User-defined types can implement the __hash__ and __cmp__ dunder methods to allow them to be used as keys in dicts and sets. This seems particularly useful for sets as you can test for uniqueness.

Namespaces

When searching the scopes for a variable, function, or module, Python first looks at the locals() scope, before going through the globals() and finally __builtin__. Additionally, searching through a module for a given property also incurs a dictionary lookup. Because of this, it’s important to explicitly import those members. If extreme performance is needed, a hack is to supply the member as a default property of a function, placing it in the local scope. It’s not quite as readable, but if you’re iterating that method millions of time, it could improve performance.

Generators

Generators are functions that yield many results using lazy evaluation, and don’t just return a single result at the end of the code’s execution. Primarily, generators are used when you need to calculate values without storing the result. An example of this is within Python’s built-in range() function. Generators are iterable out of the box, so they can be used in for/in blocks. When generators are done yielding values, they throw a StopIteration exception.

It’s very important to acknowledge the tradeoff between memory and CPU when using generators over lists. Because of this, be wary of implicit transformations between the two, which will happen when using a generator within a list comprehension (use a generator comprehension instead!).
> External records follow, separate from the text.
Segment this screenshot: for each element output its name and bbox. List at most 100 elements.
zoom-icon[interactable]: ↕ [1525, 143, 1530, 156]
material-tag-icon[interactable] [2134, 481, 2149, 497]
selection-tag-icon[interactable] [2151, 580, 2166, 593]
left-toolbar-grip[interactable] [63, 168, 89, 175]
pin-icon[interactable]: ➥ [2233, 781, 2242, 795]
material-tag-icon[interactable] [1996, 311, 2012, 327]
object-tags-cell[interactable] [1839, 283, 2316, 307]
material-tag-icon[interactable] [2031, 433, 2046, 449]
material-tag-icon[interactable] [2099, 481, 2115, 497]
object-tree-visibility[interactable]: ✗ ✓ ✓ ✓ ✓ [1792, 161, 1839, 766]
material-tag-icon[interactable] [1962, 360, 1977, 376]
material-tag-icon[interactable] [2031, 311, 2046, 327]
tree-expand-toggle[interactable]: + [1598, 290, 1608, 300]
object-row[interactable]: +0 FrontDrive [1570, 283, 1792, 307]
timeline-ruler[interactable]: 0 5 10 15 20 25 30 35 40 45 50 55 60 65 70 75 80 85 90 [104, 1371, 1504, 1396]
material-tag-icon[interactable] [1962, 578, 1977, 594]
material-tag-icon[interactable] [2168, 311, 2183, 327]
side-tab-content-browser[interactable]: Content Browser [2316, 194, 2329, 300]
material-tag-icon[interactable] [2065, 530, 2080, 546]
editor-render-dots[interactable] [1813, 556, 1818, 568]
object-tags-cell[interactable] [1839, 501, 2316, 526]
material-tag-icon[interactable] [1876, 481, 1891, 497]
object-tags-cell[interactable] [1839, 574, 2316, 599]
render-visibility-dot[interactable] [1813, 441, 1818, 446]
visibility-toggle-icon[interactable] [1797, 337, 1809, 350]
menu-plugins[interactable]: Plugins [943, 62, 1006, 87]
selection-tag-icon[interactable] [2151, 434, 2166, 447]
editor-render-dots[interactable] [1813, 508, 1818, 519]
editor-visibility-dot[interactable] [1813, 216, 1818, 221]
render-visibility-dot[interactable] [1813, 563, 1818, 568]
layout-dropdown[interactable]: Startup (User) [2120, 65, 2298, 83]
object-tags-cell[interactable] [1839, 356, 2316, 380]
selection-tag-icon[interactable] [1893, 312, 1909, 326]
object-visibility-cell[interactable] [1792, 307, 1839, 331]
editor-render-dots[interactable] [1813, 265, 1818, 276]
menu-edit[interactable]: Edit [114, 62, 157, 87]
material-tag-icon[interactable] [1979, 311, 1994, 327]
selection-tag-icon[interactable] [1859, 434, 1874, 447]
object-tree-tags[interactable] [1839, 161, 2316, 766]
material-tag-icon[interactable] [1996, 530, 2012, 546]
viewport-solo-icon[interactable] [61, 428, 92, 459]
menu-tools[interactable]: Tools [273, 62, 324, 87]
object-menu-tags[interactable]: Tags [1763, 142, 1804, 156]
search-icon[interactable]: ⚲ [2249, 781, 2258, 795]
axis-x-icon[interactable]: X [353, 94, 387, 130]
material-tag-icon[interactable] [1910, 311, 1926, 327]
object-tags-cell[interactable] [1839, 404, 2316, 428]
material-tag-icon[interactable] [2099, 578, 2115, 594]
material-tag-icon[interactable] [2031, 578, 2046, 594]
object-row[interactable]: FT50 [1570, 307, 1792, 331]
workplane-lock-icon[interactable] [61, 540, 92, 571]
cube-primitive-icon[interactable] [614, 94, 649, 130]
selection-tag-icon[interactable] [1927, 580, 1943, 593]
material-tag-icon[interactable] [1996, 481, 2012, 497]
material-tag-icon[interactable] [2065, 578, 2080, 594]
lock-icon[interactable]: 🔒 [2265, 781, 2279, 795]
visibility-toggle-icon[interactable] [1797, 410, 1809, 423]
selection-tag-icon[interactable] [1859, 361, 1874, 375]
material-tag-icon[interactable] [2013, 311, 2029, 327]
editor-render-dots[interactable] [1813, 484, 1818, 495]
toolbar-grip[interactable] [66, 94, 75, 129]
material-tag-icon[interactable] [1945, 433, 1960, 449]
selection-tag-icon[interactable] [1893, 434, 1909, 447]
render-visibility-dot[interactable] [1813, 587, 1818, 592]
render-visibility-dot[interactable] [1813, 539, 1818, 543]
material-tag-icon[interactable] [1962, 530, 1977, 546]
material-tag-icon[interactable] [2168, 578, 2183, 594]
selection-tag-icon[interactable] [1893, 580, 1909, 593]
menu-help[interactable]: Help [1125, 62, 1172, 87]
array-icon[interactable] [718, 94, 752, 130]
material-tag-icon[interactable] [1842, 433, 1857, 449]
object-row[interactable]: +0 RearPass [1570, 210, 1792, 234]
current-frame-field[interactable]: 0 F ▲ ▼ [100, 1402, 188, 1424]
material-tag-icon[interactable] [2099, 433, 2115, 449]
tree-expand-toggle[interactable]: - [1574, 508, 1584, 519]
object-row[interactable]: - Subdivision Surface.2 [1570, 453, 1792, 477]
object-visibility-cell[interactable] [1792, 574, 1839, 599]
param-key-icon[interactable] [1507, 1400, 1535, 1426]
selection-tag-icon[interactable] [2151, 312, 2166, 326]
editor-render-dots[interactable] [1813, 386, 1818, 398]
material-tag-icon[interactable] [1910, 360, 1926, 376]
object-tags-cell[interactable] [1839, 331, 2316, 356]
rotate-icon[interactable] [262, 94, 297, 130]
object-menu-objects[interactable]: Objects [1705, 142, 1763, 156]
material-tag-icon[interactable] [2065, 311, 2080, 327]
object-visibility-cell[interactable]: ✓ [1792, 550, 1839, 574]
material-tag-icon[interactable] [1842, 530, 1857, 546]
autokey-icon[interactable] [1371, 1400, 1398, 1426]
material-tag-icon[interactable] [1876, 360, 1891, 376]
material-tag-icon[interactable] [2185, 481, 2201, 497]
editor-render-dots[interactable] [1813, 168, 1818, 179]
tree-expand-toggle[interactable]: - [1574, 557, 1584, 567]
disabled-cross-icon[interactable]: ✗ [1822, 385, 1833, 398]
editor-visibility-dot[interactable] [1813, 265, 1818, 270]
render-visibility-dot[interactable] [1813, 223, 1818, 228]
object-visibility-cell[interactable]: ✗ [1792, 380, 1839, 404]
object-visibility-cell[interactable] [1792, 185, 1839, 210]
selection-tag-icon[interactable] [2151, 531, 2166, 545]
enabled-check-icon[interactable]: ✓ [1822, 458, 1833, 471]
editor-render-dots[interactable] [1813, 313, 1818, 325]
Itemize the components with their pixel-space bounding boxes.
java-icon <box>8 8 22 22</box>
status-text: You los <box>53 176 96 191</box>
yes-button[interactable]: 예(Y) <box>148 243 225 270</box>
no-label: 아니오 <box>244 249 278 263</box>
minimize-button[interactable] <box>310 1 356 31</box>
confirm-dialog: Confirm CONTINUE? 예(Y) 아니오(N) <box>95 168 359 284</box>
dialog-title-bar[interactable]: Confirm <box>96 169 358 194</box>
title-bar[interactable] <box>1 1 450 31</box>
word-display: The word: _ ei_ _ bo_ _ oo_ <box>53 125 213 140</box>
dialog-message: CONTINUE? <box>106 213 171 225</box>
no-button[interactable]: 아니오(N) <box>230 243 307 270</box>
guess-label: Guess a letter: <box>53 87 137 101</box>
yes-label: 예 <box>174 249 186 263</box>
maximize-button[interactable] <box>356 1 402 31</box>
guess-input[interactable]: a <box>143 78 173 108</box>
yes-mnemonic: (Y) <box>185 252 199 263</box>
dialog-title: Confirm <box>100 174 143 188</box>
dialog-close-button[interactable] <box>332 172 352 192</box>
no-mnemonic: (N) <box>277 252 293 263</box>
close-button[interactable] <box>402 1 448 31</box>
Generators allow for infinite series, which if used correctly, are a powerful tool combined with compositional functions like those found in itertools.

Performance Profiling

Below are some recommendations for tools to profile your Python applications and to dig into low-level bytecode:

A recommended initial strategy for profiling your applications is to use cProfile to determine which functions take up a lot of computation time, and then use list_profiler to dig in and analyze it line-by-line.